Big Data Patterns, Mechanisms > Storage Patterns > Intermediate Results Storage
Intermediate Results Storage (Buhler, Erl, Khattak)
How can the complete re-execution of a series of processing steps be avoided in case an error occurs partway through?
The processing logic of the processing engine is modified to enable saving the generated output to a storage device. The task of result validation can either be left to the user or be automated, such as range checking. In the latter case, if the final output is found to be erroneous, the user can then be notified. If the final output is successfully validated, a workflow engine can be used to design a workflow that deletes the intermediate outputs.
When applied, the Intermediate Results Storage pattern may slow down processing due to the additional time required for saving intermediate results.
The application of this pattern results in the utilization of more storage space because the intermediate results also need storing, for which the Data Size Reduction pattern can be applied to reduce storage footprint. Furthermore, this pattern can be applied together with the Automated Processing Metadata Insertion pattern in order to speed up debugging.

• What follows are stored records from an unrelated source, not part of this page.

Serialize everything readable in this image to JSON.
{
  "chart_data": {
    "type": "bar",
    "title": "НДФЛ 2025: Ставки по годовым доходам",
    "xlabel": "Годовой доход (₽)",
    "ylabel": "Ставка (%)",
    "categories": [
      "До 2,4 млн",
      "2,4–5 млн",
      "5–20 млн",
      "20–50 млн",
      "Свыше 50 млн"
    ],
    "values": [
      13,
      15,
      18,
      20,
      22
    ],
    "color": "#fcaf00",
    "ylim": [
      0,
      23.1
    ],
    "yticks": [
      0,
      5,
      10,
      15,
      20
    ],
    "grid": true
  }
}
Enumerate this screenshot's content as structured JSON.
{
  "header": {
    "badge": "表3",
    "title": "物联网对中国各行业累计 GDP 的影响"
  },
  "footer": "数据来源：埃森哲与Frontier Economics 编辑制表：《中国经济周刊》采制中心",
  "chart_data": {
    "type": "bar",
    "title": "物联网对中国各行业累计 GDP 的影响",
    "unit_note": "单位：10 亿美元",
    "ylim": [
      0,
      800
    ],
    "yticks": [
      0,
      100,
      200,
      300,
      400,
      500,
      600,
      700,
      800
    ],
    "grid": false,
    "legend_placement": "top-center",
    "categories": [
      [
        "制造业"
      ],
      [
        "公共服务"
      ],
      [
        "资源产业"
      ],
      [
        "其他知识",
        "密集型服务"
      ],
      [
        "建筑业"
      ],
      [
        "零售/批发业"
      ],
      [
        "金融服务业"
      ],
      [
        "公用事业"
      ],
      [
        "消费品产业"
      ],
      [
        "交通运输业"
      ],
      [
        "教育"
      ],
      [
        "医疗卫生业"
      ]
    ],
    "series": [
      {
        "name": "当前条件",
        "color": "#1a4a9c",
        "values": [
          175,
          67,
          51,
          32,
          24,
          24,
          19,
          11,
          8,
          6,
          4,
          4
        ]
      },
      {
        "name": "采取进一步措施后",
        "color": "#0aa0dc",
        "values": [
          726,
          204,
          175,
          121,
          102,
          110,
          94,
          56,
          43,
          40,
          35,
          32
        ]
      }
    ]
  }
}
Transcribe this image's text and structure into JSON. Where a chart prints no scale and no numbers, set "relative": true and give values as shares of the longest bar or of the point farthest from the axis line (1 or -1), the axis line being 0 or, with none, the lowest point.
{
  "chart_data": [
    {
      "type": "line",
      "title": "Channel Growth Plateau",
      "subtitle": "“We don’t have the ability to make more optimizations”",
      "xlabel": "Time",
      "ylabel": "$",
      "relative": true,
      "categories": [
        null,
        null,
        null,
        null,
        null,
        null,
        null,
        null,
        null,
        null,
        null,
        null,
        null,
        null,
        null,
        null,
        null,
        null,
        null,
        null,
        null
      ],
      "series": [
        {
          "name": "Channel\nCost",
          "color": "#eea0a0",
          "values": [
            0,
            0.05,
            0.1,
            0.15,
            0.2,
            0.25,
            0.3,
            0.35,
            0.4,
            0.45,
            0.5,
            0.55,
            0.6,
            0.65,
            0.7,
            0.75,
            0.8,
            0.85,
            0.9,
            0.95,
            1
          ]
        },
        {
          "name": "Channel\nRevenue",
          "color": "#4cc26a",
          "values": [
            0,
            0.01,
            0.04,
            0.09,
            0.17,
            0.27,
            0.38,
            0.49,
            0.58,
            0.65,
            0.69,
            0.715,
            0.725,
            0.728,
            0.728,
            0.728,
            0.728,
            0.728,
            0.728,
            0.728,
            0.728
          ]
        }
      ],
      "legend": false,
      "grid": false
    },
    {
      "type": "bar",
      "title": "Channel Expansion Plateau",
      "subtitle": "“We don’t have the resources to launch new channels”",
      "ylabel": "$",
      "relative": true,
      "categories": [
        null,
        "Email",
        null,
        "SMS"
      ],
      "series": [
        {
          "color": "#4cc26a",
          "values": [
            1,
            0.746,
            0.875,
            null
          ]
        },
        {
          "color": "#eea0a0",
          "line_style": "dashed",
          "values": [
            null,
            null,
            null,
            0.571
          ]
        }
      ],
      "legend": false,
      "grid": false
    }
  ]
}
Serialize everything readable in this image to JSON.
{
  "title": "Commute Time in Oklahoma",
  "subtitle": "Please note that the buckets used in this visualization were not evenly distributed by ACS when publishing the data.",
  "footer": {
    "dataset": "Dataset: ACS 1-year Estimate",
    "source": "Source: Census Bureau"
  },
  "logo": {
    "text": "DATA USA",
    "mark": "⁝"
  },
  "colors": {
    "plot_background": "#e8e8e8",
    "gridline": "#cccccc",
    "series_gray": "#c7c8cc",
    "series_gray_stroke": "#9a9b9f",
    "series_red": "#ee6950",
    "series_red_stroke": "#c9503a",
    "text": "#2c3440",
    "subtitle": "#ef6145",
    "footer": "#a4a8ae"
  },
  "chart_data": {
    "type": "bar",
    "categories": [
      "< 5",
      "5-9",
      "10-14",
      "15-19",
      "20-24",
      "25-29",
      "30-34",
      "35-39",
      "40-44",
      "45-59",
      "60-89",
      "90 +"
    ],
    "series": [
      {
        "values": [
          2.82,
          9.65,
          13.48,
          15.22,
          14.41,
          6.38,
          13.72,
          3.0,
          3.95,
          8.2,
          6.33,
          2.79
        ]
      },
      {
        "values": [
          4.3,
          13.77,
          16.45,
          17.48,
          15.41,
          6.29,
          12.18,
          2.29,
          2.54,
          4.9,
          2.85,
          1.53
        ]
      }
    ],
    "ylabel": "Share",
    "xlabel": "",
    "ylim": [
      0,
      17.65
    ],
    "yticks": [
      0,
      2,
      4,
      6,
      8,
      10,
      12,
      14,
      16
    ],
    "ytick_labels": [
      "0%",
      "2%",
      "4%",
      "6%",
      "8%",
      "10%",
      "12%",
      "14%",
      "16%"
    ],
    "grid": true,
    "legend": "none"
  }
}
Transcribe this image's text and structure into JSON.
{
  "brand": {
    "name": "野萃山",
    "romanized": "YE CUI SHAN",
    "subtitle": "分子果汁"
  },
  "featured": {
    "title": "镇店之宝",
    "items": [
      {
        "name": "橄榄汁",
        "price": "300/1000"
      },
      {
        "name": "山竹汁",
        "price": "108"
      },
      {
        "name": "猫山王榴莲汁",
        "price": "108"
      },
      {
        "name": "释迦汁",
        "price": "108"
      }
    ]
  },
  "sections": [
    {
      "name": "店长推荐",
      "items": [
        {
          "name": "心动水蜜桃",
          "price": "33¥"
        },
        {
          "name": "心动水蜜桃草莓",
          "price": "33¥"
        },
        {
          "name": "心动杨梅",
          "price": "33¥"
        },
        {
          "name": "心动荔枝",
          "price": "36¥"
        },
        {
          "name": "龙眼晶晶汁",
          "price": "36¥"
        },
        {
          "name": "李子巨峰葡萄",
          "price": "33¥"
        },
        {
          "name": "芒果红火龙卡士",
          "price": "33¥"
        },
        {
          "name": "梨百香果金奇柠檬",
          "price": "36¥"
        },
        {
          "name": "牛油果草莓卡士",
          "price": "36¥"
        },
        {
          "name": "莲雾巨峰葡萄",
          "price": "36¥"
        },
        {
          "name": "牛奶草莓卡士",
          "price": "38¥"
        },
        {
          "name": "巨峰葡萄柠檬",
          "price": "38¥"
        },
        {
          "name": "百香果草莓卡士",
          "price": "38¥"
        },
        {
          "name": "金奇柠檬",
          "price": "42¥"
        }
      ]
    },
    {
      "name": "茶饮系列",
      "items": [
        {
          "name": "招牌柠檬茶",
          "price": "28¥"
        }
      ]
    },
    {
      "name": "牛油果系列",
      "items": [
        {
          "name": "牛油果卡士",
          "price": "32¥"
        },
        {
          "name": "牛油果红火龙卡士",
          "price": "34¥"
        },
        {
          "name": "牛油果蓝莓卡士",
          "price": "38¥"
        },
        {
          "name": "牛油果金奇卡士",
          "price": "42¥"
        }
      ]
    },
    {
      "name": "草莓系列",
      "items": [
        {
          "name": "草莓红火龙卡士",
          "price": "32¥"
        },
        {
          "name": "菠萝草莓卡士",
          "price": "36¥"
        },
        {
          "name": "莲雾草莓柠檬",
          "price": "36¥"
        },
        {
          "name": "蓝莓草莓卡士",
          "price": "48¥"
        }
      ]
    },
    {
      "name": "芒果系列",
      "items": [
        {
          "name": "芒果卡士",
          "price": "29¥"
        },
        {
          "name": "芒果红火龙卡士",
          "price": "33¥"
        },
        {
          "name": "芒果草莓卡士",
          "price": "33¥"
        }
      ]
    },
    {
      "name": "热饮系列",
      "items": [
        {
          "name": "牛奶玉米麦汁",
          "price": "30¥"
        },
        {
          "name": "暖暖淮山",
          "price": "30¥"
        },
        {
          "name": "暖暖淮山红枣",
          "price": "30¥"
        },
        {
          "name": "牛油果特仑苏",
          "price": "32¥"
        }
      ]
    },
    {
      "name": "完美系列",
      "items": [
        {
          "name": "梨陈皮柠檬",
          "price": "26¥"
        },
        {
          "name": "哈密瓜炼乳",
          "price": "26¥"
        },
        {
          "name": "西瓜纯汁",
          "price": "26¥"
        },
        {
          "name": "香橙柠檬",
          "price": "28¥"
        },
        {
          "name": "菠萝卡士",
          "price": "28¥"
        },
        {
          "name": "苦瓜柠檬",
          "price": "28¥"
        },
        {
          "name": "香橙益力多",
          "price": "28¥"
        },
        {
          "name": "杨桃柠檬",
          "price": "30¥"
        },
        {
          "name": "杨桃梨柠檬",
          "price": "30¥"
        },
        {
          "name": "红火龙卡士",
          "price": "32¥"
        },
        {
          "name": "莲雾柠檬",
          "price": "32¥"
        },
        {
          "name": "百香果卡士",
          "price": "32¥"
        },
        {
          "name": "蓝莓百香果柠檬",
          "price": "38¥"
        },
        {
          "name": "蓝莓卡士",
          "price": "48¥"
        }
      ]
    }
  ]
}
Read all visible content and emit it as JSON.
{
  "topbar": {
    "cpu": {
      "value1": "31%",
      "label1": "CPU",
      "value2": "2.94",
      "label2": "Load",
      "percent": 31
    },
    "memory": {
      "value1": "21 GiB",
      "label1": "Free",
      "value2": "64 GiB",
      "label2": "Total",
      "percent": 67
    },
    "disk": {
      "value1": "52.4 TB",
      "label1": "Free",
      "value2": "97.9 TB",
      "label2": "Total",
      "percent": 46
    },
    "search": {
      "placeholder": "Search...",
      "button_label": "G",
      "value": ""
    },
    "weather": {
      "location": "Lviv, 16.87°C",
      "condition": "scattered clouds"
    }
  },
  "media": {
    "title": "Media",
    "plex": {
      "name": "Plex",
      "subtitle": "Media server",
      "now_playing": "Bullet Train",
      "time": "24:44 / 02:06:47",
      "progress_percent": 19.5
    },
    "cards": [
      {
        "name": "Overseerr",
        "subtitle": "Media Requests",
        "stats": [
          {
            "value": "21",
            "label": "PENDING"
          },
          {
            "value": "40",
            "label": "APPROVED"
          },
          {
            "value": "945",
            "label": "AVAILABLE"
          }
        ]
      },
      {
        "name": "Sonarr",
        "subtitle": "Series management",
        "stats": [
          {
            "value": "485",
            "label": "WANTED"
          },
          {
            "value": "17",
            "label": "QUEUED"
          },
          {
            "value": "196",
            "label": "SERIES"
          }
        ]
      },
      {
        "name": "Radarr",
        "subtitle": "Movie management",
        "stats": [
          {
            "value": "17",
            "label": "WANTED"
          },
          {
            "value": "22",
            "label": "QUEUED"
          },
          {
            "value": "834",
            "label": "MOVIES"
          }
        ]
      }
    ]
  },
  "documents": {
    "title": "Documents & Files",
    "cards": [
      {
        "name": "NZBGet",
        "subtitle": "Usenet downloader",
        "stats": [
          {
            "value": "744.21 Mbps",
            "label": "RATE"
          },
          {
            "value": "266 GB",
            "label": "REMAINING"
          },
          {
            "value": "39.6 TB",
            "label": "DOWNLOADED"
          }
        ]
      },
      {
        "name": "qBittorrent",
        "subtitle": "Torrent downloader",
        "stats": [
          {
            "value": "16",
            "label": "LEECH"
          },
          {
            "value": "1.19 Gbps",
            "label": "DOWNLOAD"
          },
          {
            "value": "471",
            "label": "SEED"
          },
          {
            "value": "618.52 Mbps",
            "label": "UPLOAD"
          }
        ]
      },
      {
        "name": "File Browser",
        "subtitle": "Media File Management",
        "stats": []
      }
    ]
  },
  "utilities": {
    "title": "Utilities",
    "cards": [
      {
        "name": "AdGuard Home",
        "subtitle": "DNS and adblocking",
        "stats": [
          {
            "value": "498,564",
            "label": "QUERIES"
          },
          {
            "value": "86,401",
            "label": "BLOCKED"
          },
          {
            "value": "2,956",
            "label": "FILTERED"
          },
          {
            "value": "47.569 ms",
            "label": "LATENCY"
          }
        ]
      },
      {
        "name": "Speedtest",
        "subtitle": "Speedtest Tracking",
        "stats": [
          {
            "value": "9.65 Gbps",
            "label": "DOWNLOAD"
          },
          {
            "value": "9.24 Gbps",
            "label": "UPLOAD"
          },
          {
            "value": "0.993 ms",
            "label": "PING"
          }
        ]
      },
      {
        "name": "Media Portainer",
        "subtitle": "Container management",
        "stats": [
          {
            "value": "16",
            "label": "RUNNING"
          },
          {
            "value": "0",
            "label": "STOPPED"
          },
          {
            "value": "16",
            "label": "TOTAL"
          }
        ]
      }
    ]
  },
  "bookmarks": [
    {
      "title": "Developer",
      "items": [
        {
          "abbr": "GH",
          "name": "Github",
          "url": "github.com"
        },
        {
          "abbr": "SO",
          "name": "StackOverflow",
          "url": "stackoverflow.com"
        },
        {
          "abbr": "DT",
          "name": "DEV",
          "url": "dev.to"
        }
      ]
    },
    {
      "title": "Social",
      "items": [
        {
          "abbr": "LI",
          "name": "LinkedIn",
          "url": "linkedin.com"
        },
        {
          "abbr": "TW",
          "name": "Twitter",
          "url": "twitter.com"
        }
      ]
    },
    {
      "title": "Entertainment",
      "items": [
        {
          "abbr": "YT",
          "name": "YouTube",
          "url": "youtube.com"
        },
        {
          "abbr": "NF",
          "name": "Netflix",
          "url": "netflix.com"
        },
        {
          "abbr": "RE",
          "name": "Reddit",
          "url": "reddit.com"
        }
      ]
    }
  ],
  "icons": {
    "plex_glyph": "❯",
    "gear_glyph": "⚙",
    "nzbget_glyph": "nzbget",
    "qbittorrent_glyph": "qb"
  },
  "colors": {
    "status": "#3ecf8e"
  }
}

The intermediate output generated by each processing run is saved in a way so that it can be retrieved later. Once the last processing run has generated the final output and after validation is deemed correct, the intermediate outputs are deleted. If the final output is erroneous, the intermediate outputs can be validated individually to find the cause of the error.
- A large dataset needs to be processed via three separate processing runs to compute x, a statistic.
- Processing Run A is executed, and the intermediate output is saved as well as passed to Processing Run B.
- Processing Run B is executed, and the intermediate output is saved as well as passed to Processing Run C.
- Processing Run C is executed, and the output (statistic) is saved as well as passed to the user.
- The user verifies the computed statistic and finds that it is incorrect.
- (a,b,c) The user then examines the saved intermediate output from each processing run to find the source of error.
- The user finds that intermediate output from Processing Run B is erroneous.
- The logic in Processing Run B is fixed.
- The user then partially re-executes the processing logic, starting with Processing Run B.
- (a,b,c,d) After successful validation of the statistic, the intermediate/duplicate results are deleted.